Thursday, August 7, 2025
Sandisk on Tuesday introduced one of the industry's first 256TB solid-state drives, designed for applications that benefit from maximum storage density. The new SSD relies on the all-new enterprise-grade UltraQLC platform that is specifically designed for drives that combine high capacity, high performance, and high reliability.
Sandisk's UltraQLC 256TB NVMe SSD comes in a U.2 form-factor and uses the company's custom new multi-core controller, custom firmware, as well as 2Tb BiCS8 3D QLC NAND memory.

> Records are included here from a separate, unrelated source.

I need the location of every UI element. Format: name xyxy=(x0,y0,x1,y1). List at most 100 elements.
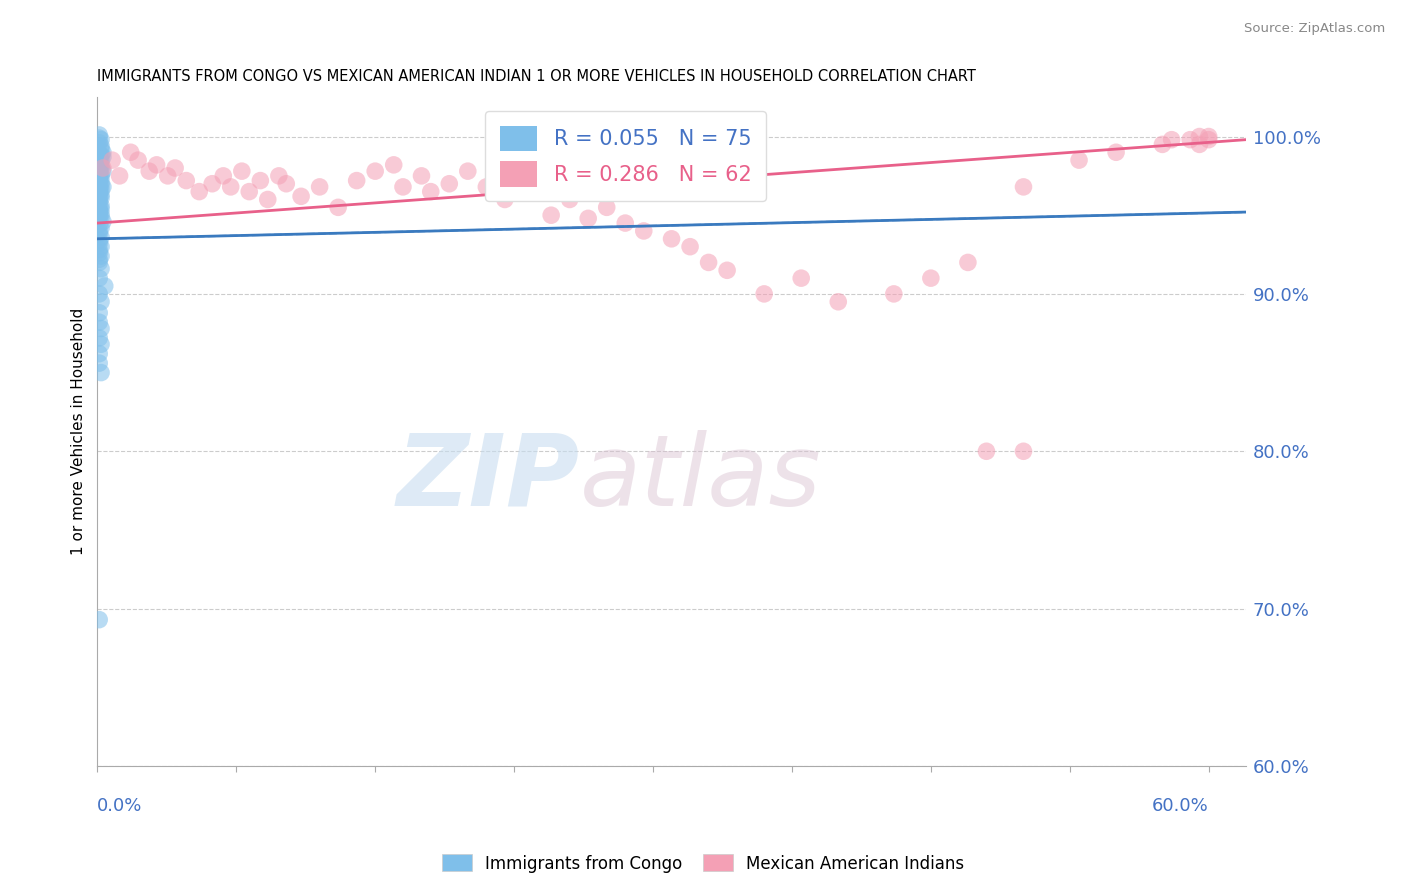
Point xyxy=(89,211,111,226)
Point xyxy=(91,180,114,194)
Point xyxy=(1067,153,1090,168)
Point xyxy=(883,286,905,301)
Point xyxy=(90,153,112,168)
Point xyxy=(89,331,111,345)
Point xyxy=(90,199,112,213)
Point xyxy=(576,211,599,226)
Point xyxy=(89,255,111,269)
Point xyxy=(89,173,111,187)
Point xyxy=(89,243,111,257)
Point xyxy=(522,173,544,187)
Point xyxy=(439,177,461,191)
Point xyxy=(457,164,479,178)
Point xyxy=(89,200,111,214)
Point xyxy=(89,185,111,199)
Point xyxy=(156,169,179,183)
Point xyxy=(633,224,655,238)
Point xyxy=(90,294,112,309)
Point xyxy=(976,444,998,458)
Point xyxy=(267,169,290,183)
Point xyxy=(89,193,111,207)
Point xyxy=(90,133,112,147)
Point xyxy=(419,185,441,199)
Point xyxy=(89,186,111,201)
Point xyxy=(89,271,111,285)
Point xyxy=(1188,137,1211,152)
Point xyxy=(90,158,112,172)
Point xyxy=(94,279,117,293)
Point xyxy=(89,233,111,247)
Point xyxy=(614,216,637,230)
Point xyxy=(90,161,112,175)
Text: 0.0%: 0.0% xyxy=(97,797,143,814)
Point xyxy=(89,189,111,203)
Point xyxy=(120,145,142,160)
Point xyxy=(754,286,776,301)
Point xyxy=(346,173,368,187)
Point xyxy=(91,145,114,160)
Point xyxy=(91,150,114,164)
Point xyxy=(920,271,942,285)
Point xyxy=(89,347,111,361)
Point xyxy=(90,170,112,185)
Point xyxy=(697,255,720,269)
Point xyxy=(90,187,112,202)
Point xyxy=(89,154,111,169)
Y-axis label: 1 or more Vehicles in Household: 1 or more Vehicles in Household xyxy=(72,308,86,555)
Point xyxy=(89,236,111,251)
Point xyxy=(90,240,112,254)
Point xyxy=(558,193,581,207)
Point xyxy=(90,230,112,244)
Point xyxy=(540,208,562,222)
Point xyxy=(89,208,111,222)
Point xyxy=(89,205,111,219)
Point xyxy=(89,136,111,150)
Point xyxy=(1198,133,1220,147)
Point xyxy=(145,158,167,172)
Point xyxy=(249,173,271,187)
Point xyxy=(411,169,433,183)
Point xyxy=(790,271,813,285)
Point xyxy=(90,167,112,181)
Point xyxy=(90,366,112,380)
Point xyxy=(89,128,111,142)
Point xyxy=(90,220,112,235)
Point xyxy=(256,193,278,207)
Point xyxy=(716,263,738,277)
Point xyxy=(89,131,111,145)
Point xyxy=(90,249,112,263)
Point xyxy=(90,148,112,162)
Point xyxy=(90,261,112,276)
Point xyxy=(89,146,111,161)
Point xyxy=(308,180,330,194)
Point xyxy=(475,180,498,194)
Point xyxy=(1012,180,1035,194)
Point xyxy=(90,321,112,335)
Point xyxy=(1180,133,1202,147)
Point xyxy=(364,164,387,178)
Point xyxy=(276,177,298,191)
Point xyxy=(212,169,235,183)
Point xyxy=(89,315,111,329)
Point xyxy=(89,252,111,267)
Point xyxy=(89,169,111,183)
Point xyxy=(89,156,111,170)
Point xyxy=(90,178,112,193)
Point xyxy=(382,158,405,172)
Point xyxy=(89,286,111,301)
Point xyxy=(127,153,149,168)
Text: ZIP: ZIP xyxy=(396,430,579,527)
Point xyxy=(238,185,260,199)
Text: Source: ZipAtlas.com: Source: ZipAtlas.com xyxy=(1244,22,1385,36)
Text: atlas: atlas xyxy=(579,430,821,527)
Point xyxy=(108,169,131,183)
Point xyxy=(827,294,849,309)
Point xyxy=(90,142,112,156)
Point xyxy=(1188,129,1211,144)
Point xyxy=(201,177,224,191)
Point xyxy=(89,181,111,195)
Point xyxy=(328,200,350,214)
Point xyxy=(90,210,112,224)
Point xyxy=(89,224,111,238)
Point xyxy=(1152,137,1174,152)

In addition to the 256TB model, the company also announced its SN670 SSD that relies on the same UltraQLC platform.
One of the key features of UltraQLC drives is its Direct Write QLC technology, which lets the controller write data directly to QLC memory, not to a pseudo-SLC buffer, thus enabling power-loss–safe writes on the first pass. This design simplifies the writing process and reduces latency. However, the performance impact of such an approach is something that remains to be seen (more on this later).
In addition, the UltraQLC 256TB NVMe SSD features Dynamic Frequency Scaling, which purportedly boosts performance by 10% at any given power level, though the company does not disclose how this technology works. It is likely that DFS optimizes controller frequencies and interface speed depending on the workload, though we are speculating.
Also, Sandisk's UltraQLC 256TB SSD features a Data Retention profile that can reduce retention-related recycling by up to 33%, which promises to improve reliability, resilience, and energy efficiency.
Sandisk positions its UltraQLC platform as a strategic solution for hyperscale cloud service providers (CSPs) and enterprises building AI data infrastructure and requiring storage density, efficiency, and performance.
Speaking of performance, the lack of pseudo-SLC caching certainly has an effect on the performance of UltraQLC drives. Normally, 3D QLC NAND is three to five times slower and has higher latency compared to pseudo-SLC, so the 256TB drives are not for everyone. There are some things to keep in mind here.
Native QLC programming latency is significantly higher compared to pseudo-SLC (~800–1200 µs vs. ~200–300 µs for SLC), so sustained sequential throughput is lower than pseudo-SLC-cached SSDs for short bursts. However, since there is no limited pseudo-SLC cache, performance is consistent over long writes, which may be beneficial for large AI data sets that require hours to write anyway. Also, Sandisk can mitigate slow writes with a large DRAM buffer and smart mapping, multi-plane and multi-die parallelism in the memory device and the controller, and over provisioning (keep in mind that we are speculating).
Sandisk's 128TB and 256TB SSDs will ship in the first half of 2026.